I just want to offer some insight about finding and working with a “Hard Money Lender,” and you first interaction as a new investor with a hard money lender.
You know, that’s one person that you’re really going to have to come to terms with, you need to find a friendly, hard money lender that you can do business with long term. The best thing you do is go to a REIA (real estate investor association) meeting and find one there. That’s the easiest place to find one. Another good place is to check with local real estate attorneys and CPA’s. If there’s a lender in town, they’ll know about them. Also check the local courthouse and look at mortgage filings and look for individuals or small company names instead of major lending companies.
Sometimes lenders are a little standoffish because they’re concerned about the return of their money. I think it was a Will Rogers that once said, “I’m more concerned with the return of my money than I am with the return on my money.” So they’re going to be a little skittish. They’re going to be a little bit standoffish and you’re going to have to develop a relationship with them. You’re going to have to convince them that you have the mental tenacity to do a deal from start to finish because, that’s the first thing they want to know.
Their big question is, if they give you money, are they gonna get their money back, and when. That’s like the most important thing to them. So you’re going to have to put a solid business plan together and the faster you can get their money back to them, the happier they’re going to be. They don’t want to hear, you know what, if long term, you know, if something goes bad, we’re going to be in this thing for five years. They want to hear how you’re going to turn it around in six months guaranteed. So first thing you gotta do is obviously you gotta have a good deal. If you don’t have a killer deal, it’s not going to fly. And that hard money lender is going to know it because he’s been in the business for a long, long time. Second thing is you’re gonna have to have solid, solid after repaired value numbers on this house.
Not what you think, but what you can prove. And they need to be conservative because hard money lenders don’t want to play with possible appreciation during the time you’re holding it. They want to know what works right now and if it was fixed, what would it be worth right now?
That’s the most important thing, the solid numbers that you give them when you start talking to them. They got to be based on today, what the market’s doing right now and they’re going to look for a little bit of leeway for if the market drops 5% during the time they’re holding.
So don’t expect to come to a hard money lender and say, “I think that by the time we get done with it, the market is going to go up and under so many percent. You know, the longer we hold it, the better it’s going to get.”
They don’t want to hear that. They want to hear what the numbers are now, what the numbers are going to be, how good you are, and how you can pay for it.
Have some referrals, or impress them.
If you have some referrals, talking about deals you’ve done in the past, that’s great. But just starting out, you’re not going to have that. You’re going to have to find some way to prove your worth, so to speak. The best way to prove your worth is knowing your numbers. On a wholesale deal, and you’re not doing a rehab on it, it makes it a lot easier to get the hard money lender involved, because he’s not looking to you to get the fix up done. He’s basically a backup just in case your wholesale deal falls apart and he’s looking to see if the deal is good enough that he would want it for himself if it didn’t resell.
That’s how it works.
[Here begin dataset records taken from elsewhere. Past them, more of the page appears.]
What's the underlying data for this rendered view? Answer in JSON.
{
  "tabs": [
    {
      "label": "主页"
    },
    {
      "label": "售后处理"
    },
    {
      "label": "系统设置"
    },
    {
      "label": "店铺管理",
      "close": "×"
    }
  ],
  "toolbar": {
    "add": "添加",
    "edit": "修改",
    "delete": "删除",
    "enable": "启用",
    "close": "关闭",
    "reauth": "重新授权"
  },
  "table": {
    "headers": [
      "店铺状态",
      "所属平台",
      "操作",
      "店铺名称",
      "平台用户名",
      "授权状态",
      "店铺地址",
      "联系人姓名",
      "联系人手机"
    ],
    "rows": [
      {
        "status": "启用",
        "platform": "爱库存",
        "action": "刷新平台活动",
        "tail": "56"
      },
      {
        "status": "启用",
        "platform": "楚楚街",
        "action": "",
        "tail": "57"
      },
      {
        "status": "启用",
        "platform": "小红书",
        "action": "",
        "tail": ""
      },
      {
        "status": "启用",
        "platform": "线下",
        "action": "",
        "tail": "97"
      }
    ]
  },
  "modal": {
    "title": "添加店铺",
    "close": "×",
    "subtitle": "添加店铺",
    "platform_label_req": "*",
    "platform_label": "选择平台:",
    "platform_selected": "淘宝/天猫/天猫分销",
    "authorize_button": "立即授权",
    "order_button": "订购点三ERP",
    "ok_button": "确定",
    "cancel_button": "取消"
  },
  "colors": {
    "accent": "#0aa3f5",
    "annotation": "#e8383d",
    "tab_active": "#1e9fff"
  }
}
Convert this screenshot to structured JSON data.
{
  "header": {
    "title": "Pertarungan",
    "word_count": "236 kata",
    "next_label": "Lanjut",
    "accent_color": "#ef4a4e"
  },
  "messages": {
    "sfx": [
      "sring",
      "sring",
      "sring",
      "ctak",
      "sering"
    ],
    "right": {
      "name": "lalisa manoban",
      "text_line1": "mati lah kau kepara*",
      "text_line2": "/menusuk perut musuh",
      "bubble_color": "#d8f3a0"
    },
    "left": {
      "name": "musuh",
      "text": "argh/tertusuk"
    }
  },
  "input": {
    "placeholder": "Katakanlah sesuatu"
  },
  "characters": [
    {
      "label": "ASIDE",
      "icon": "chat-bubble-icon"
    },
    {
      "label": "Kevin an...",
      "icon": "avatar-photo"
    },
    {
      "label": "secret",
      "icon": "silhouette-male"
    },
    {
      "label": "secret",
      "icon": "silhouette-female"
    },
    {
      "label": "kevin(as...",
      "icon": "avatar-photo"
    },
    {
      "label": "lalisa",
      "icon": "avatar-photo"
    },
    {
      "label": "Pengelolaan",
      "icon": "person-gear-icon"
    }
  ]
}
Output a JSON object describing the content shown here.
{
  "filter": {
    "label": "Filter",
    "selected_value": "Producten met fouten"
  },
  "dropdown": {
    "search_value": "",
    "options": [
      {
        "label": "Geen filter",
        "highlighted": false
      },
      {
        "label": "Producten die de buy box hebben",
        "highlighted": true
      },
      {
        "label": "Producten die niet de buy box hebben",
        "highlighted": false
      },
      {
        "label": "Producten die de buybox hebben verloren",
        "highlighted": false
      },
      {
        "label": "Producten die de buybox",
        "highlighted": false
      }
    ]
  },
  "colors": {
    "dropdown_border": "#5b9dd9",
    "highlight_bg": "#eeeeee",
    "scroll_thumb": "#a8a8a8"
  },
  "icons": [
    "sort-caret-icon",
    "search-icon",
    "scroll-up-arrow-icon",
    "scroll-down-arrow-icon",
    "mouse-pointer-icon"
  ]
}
You’re not going to look for him to go in and partner a rehab.
If the wholesale deal starts falling apart, and he decides that he’ll back you at closing, it’s going to have to be good enough deal that within a week or two you could find another buyer and get his money back.
That’s the crux of the situation.
I say him, but I know several nice ladies that are hard money lenders. They’re usually tougher than the guys, because they’re serious about their money. The guys can sometimes be a little more benevolent, because they want to help get you started and that’s one of the things that you need to key in on.
If you can find a hard money lender that will mentor you, he’s going to feel more comfortable because you’re listening to him, you’re playing by his rules and you’re going to learn a lot from him. Usually these guys, if they’ve been in business any time at all, they’ve been in business a long time. Because hard money lenders either crash and burn pretty fast, because they didn’t have enough experience when they started out, or they got a lot of experience first by going through the tiers of being an investor, and finally made to hard money lender. By that time they really know what’s going on, and they can give you a lot of information.
Walking the lender through the house is of upmost importance. You wouldn’t try and sell someone a used car over the phone without them seeing it would you? So don’t try to do your first few deals over the phone. Preferably take the lender there, don’t meet there, and then take them to lunch or coffee afterwards. Ask them their opinion, take notes on what they think. They will provide value, but also you will be making a good impression as a borrower. I can assure you, if a lender thinks you are bull-headed and unreasonable, they won’t lend you money.
So have good numbers, get a conversation going, listen to them, do what they say. You’ll find that the hard money lenders can be your very, very, best friend. It just takes a little bit of time getting to know one. It’s like anything else, it’s almost like dating a girl. She’s not going to marry you on the first date, it may take a little time to get a lender to be willing to invest in you.